Stride and Dilation?
Max-Fu opened this issue · 6 comments
In the paper, it says
In order to alleviate this issue, we follow [7] and modify the ResNet-50 architecture [13] by reducing the stride of the network and introducing dilation factors.
However, the "dilation factors" nor the "stride" is explicitly stated in the paper (I failed to calculate both of these factors based on the feature maps' shapes provided on page 3 of the paper). Looking into paper #7, Deeplab: Semantic image segmentation with deep convolutional nets, atrous convolution, and fully connected crfs (Deeplab v2), the Resnet it proposed is all but regarding Resnet-101 but not Resnet-50. Is it possible for you to release the stride and dilation (tf.nn.atrous) factor you used in the experiment?
Thanks!
Max
Hi Max-Fu,
In our paper, we refer to “stride of the network” as the ratio of the input image spatial resolution and the final output resolution of ResNet50. All our experiments, were conducted using output_stride=8.

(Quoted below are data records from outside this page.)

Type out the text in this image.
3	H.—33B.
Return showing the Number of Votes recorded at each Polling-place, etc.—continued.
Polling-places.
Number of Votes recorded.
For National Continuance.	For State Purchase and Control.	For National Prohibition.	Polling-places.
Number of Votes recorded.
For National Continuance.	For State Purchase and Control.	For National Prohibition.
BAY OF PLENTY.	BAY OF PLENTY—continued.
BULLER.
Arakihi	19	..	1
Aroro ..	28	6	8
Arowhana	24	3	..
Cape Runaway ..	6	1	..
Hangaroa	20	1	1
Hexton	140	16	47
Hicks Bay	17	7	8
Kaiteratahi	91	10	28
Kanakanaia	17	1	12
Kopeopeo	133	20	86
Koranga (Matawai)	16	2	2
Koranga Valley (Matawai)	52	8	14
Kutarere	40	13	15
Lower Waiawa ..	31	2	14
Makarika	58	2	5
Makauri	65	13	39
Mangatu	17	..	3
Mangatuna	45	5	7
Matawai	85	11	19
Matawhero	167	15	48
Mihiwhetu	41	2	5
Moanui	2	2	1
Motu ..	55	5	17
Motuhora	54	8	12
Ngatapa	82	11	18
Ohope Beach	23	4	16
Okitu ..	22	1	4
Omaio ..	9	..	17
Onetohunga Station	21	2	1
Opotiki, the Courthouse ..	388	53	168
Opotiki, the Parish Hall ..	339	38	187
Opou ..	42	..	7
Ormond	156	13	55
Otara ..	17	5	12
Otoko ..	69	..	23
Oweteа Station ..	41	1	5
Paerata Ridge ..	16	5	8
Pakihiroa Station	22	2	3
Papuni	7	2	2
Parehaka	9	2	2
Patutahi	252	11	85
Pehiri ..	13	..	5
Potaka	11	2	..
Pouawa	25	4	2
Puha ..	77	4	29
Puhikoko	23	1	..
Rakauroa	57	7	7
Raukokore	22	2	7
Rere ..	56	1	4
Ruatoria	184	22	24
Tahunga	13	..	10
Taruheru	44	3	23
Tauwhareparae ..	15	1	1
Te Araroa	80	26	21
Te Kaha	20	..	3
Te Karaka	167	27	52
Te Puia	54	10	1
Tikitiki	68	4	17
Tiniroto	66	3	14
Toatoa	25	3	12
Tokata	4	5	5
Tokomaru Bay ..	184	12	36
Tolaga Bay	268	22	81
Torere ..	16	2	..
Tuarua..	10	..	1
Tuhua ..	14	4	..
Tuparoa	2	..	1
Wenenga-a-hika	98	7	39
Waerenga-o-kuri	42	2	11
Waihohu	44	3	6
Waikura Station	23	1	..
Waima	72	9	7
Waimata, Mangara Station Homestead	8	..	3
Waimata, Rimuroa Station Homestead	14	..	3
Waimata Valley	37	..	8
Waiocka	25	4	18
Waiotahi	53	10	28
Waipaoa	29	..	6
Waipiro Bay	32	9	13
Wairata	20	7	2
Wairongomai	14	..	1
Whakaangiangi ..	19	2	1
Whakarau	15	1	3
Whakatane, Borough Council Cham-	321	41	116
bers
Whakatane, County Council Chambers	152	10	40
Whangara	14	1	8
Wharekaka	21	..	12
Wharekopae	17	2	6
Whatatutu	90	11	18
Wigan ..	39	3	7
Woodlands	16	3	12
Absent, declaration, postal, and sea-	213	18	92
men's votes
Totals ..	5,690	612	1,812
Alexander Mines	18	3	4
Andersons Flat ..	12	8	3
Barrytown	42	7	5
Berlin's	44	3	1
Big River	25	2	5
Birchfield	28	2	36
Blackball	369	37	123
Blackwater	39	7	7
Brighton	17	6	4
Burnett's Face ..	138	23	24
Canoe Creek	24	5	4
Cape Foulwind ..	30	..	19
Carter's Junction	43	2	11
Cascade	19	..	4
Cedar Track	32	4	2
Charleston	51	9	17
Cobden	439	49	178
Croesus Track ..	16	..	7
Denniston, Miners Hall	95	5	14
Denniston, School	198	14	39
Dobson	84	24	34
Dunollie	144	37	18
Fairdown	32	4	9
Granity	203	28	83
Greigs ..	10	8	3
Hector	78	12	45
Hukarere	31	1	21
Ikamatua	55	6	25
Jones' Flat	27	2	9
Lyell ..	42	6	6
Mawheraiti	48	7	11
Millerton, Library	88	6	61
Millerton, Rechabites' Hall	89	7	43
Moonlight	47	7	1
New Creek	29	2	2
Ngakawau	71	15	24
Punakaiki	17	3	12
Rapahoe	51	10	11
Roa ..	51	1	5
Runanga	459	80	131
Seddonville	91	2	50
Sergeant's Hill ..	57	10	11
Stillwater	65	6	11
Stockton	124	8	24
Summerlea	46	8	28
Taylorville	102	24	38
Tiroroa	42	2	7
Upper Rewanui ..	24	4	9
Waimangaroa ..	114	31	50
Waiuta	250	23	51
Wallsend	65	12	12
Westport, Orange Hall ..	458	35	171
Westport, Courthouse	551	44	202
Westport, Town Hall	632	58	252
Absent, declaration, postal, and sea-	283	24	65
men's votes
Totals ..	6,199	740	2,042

For example, In the classical ResNet50 the final feature responses (before f.c layers or global pooling) is 32 times smaller than the input image dimension, thus it has an output stride = 32.
If one would like to quadruple the spatial density of the computed feature responses ( output stride = 8 , as in our poly), the stride of last pooling or convolutional layer that decreases resolution( in this case <=28) is set to 1 to avoid signal decimation. Then, all subsequent convolutional layers are replaced with atrous convolutional layers having rate r = 2 and r=4. Concretely, we use dilation rates r=2 in block3 and r=4 in block4.
here, you can see a good example, of how this is usually done
https://github.com/tensorflow/models/blob/master/research/slim/nets/resnet_utils.py#L191-L202
Hope this help,
David
Hello David,
Thank you for your reply. Currently, I am trying to implement and understand your research (for learning atrous convolution and attention weighted features). Thanks to your explanation, I was able to recreate the ResNet structure. For concatenating the feature maps (with the shape of 112x112x256), were the feature map outputs first concatenated (after bilinear upsampling) then convolved with 256 filters (currently it yields me 28282880 after concatenating the feature maps)?
Another question is regarding the feature map of Ft (in the weighted attention features). I am quite new to ConvLSTM and attention weighted features, please correct me if I am wrong. The input of the convolutional LSTM (at each time step), if I understood it correctly, has the same shape as the skip features (2828128). Concatenating Ft with output at time step yt-1 and yt-2 will yield a feature map of shape 2828130 (128+1+1). So I have to perform another convolution with 128 filters to obtain the same shape?
Thank you again for your explanation!
Best,
Max
Hi Max,
For the resnet, each feature map (for example 112x112x256, 28x28x2048 etc.) was first convolved (denoted by the dotted line in the diagram with 64 filters) and the 4 outputs with 64 filters each were concatenated to get 256 filters.
For the convLSTM, the input size is 28x28x131, since the 1st vertex is also provided as input at each time step. There is no extra convolution to convert it to 28x28x128, and 28x28x131 is the final input to the first layer of the convLSTM.
Hi amlankar,
Thank you for your response. Now I understand it.
Best,
Max
Hi @Max-Fu,
We have released the training code now! https://github.com/fidler-lab/polyrnn-pp-pytorch
Thanks!